İtalya örneği aslında herkesin üzerine düşünmesi gereken bir vaka. İlk etapta ciddiye alınmadı, bazı adımlar geç atıldı ve sağlık sistemleri gelinen nokta itibarıyla patladı.”
Yoğun bakım üniteleri için farklı seçenekler uygulanabilir
“Ülkemize de bu virüsün dalgaları gelmeye başladı” diyen Cinel, yoğun bakım üniteleriyle ilgili süreçte neler olabileceğini şöyle anlattı:
“Ülkemizde yaklaşık 40 bin yoğun bakım ünitesi yatağı var. Bunların yaklaşık 25 bini erişkin yoğun bakım sayısı. Yoğun bakım ünitelerinin akıllı kullanımı mümkün. Buradaki kimi hastalar palyatif bakım merkezlerine taşınabilir.

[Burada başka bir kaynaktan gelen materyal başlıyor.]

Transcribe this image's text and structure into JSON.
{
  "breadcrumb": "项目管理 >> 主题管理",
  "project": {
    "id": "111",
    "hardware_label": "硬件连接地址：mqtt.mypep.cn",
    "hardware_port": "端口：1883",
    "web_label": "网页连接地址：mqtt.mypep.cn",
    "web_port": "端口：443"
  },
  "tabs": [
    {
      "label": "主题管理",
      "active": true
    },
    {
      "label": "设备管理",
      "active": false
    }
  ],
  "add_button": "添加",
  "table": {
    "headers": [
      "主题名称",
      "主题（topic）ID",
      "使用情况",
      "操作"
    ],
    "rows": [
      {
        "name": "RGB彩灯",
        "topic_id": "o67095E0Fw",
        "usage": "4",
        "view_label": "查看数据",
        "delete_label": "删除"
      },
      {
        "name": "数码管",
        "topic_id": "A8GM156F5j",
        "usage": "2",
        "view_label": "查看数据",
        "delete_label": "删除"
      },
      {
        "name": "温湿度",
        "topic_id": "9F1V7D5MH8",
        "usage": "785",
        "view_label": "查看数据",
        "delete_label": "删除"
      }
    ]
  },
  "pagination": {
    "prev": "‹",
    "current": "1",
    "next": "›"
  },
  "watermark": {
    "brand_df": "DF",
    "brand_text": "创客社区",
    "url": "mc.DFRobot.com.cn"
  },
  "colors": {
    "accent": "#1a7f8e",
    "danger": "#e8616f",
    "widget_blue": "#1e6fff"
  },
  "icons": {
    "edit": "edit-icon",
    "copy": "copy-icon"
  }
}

Öte yandan mevcut yoğun bakım üniteleri güçlendirilebilir, kimi hastane bölümleri yoğun bakım merkezlerine çevrilebilir, yeni yerler inşa edilebilir. Kaldı ki Türkiye’nin elinde şehir hastanelerine taşınılması nedeniyle boşta kalan ancak altyapısı bulunan eski hastane binaları da var. Bunlar da yeniden sisteme dahil edilebilir.”
Sağlık çalışanları kendine dikkat etmeli
Prof. Dr. Cinel ayrıca, bu süreçte sağlık personelinin kendi sağlığına dikkat etmesinin hayati derecede önemli olduğuna dikkat çekerek, “Onların bu tür salgın hastalıklarda kendilerini koruması, kişisel tedbirlerini almaları ve koruyucu ekipmanlarını kullanmaları gerekli. Eğer sağlık personeli kendini koruyamazsa işler daha da zorlaşır. Bu süreci panik olmadan, yetkililerin yönlendirmelerine harfiyen uyarak ve üzerimize düşeni yaparak aşacağımıza inanıyorum” şeklinde konuştu.